Mademoiselle Wilkinson — La Dame d’acier

MADEMOISELLE WILKINSON · Édition française  ·  N° 01

Mademoiselle Wilkinson — La Dame d’acier


Dès qu’il y avait quelques jours de libres, ou pendant les vacances d’été, mon père m’emmenait avec lui rendre visite à ses clients. C’étaient toujours des gens aimables et accueillants, et je mangeais autant que je le pouvais.

Je me souviens d’une occasion en particulier, où l’on nous conduisit dans un café pour y prendre un café. On me demanda ce que je voulais.

« Un jus de poire, s’il vous plaît. »

Le barman me tendit une petite bouteille.

Je la bus en quelques secondes, puis j’attendis mon jus de poire.

Mon regard s’était déjà fixé sur la bouteille d’un litre posée derrière le comptoir.

Au début, le client crut que je plaisantais.

Puis il décida de me faire plaisir.

À la fin, il était complètement stupéfait.

Au cours de cette même semaine, mon père rendit visite à plusieurs clients qui, à un moment de leur vie professionnelle, avaient eu du mal à se procurer des produits Gillette.
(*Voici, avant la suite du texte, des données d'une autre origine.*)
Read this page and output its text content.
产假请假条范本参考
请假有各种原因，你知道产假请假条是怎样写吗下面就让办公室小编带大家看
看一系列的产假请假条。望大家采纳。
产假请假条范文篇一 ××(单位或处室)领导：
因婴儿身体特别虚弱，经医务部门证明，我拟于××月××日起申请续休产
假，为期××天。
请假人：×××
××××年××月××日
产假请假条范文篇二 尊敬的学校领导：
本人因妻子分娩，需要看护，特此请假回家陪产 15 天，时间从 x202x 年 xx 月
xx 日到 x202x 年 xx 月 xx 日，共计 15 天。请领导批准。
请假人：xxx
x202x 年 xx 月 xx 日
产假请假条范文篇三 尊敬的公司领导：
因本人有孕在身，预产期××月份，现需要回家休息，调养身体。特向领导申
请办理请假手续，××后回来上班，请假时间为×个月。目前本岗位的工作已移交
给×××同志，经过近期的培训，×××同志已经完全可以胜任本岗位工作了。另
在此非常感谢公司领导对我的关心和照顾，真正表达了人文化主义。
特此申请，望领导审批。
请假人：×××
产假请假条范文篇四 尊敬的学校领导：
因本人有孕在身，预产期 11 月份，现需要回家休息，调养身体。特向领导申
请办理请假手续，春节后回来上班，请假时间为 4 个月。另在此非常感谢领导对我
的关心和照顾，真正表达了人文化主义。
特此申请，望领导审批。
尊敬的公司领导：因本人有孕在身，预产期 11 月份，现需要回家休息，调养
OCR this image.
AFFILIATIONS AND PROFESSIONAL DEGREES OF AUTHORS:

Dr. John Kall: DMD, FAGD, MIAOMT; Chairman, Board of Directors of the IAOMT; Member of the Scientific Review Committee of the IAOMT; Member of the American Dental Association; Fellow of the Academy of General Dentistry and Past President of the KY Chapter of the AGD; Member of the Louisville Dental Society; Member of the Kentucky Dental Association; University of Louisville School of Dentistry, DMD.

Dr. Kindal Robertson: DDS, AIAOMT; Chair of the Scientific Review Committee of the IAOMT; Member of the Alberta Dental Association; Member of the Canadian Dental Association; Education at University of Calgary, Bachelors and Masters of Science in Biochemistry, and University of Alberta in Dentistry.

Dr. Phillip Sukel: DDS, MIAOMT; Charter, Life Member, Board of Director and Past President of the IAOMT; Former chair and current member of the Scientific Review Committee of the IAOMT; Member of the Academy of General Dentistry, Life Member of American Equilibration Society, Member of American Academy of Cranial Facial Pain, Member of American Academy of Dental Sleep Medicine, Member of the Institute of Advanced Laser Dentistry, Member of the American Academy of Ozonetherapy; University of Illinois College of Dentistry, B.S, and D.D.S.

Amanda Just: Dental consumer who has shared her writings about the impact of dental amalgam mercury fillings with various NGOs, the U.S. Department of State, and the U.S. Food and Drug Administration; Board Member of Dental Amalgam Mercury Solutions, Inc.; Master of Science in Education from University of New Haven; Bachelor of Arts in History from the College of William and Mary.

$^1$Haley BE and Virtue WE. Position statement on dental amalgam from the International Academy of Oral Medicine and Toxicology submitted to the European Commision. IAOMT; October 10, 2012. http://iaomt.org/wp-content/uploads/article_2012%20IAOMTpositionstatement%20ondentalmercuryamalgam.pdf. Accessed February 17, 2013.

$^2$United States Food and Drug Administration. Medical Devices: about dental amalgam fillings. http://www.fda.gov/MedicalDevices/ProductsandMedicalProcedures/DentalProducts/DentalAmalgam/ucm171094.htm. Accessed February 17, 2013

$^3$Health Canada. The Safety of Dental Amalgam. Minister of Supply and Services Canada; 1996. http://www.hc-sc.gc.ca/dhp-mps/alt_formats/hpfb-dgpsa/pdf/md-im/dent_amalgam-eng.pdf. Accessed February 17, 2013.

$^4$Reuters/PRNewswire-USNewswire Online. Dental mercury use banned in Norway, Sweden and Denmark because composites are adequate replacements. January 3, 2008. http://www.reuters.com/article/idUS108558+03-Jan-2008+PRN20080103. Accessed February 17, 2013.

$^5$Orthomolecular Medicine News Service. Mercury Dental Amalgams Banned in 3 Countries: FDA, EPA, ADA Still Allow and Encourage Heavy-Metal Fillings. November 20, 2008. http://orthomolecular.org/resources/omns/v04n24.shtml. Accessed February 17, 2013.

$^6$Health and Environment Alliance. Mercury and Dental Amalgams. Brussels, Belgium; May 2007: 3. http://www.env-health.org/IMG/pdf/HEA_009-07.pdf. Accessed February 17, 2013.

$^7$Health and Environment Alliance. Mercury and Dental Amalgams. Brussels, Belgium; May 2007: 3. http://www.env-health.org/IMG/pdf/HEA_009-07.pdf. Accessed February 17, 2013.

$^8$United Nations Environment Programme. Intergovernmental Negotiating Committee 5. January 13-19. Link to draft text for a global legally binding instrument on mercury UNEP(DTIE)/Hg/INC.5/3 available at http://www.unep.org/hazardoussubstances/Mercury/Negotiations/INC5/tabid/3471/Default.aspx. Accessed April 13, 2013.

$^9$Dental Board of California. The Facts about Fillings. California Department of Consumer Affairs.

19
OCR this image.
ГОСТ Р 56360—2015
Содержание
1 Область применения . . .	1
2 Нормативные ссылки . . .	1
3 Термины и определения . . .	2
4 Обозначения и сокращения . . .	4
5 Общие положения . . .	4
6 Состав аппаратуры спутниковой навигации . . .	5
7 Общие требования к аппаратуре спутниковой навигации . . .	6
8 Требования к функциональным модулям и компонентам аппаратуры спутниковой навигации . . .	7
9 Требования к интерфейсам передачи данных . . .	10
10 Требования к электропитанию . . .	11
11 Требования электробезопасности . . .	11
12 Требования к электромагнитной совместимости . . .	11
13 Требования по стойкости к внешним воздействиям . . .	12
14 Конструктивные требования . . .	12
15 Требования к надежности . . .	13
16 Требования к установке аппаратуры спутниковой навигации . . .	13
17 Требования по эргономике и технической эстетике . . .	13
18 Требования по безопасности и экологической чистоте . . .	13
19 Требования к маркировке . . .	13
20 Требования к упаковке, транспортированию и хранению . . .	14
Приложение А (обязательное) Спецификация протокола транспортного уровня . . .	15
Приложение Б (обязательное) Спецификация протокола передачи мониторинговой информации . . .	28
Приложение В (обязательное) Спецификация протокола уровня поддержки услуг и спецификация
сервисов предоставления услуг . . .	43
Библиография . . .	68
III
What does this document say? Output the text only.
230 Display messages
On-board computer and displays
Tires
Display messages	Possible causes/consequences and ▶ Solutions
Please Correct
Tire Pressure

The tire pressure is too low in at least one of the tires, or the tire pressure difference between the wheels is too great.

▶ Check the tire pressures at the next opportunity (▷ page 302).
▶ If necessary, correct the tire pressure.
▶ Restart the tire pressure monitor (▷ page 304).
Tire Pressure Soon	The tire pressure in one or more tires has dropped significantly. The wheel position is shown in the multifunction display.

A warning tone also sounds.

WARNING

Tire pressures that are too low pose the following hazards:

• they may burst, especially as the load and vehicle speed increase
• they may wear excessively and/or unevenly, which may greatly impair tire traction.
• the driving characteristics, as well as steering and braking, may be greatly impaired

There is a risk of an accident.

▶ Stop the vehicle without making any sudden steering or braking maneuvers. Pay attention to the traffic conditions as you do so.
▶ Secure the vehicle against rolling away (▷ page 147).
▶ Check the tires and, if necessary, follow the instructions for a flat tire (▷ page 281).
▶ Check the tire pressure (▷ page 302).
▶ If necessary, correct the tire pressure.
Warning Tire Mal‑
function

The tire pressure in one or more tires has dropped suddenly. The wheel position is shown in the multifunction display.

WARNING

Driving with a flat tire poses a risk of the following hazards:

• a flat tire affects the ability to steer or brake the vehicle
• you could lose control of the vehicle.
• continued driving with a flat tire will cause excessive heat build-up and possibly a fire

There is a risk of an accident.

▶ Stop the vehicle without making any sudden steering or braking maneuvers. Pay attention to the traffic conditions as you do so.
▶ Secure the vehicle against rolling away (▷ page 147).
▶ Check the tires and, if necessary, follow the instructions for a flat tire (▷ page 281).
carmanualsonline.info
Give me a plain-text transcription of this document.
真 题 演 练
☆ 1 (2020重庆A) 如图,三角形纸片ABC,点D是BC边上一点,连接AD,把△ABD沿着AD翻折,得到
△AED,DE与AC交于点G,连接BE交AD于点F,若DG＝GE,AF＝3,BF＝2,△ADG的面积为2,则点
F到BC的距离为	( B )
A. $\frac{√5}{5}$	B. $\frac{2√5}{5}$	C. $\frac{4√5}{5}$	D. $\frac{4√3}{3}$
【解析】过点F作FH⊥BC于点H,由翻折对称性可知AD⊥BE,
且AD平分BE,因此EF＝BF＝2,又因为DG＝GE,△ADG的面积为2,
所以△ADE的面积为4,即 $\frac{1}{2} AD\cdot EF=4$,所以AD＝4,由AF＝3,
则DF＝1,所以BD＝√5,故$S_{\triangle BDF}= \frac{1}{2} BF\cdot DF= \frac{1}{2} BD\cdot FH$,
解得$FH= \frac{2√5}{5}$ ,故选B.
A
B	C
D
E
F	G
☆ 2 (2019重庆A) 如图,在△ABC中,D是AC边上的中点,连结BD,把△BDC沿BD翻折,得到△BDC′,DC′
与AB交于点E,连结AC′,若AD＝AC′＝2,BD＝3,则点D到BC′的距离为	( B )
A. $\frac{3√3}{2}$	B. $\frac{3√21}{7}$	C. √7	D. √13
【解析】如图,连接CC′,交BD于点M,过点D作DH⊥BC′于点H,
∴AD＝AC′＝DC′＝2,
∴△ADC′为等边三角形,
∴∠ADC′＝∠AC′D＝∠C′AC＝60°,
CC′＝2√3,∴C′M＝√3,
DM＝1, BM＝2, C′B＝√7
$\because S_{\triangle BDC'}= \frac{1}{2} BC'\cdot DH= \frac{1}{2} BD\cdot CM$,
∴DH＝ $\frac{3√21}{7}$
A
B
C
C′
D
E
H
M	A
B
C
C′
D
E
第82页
Convaincus que les consommateurs n’y verraient que du feu, ils avaient décidé d’acheter des produits Wilkinson à la place.

La confusion était compréhensible.

Après tout, Wilkinson vendait elle aussi des lames et des systèmes de rasage.

Le problème surgissait lorsque les consommateurs achetaient des recharges Wilkinson et revenaient au magasin dix minutes plus tard, parce que leur rasoir ne pouvait pas se fixer sur ce système-là.

Ils répétaient simplement la même demande :

« Gillette. »

Certains détaillants étaient si exaspérés qu’ils tentèrent même de renvoyer les produits Wilkinson directement au siège de Gillette, à Milan.

L’affaire fut confiée à mon père.

Et c’est alors que je le vis à l’œuvre.

Le premier à reconnaître la qualité de Wilkinson fut mon père lui-même.

Il disait ouvertement que Wilkinson fabriquait d’excellents produits : du véritable acier, tranchant et durable, qui tenait souvent plus longtemps que la moyenne.

Puis il inventa ce que l’on finit par appeler l’Offre Frega.

« Achetez cinq produits Gillette, panachés comme bon vous semble, et le détaillant vous offre en cadeau un paquet de lames Wilkinson traditionnelles — celles aux épées croisées. »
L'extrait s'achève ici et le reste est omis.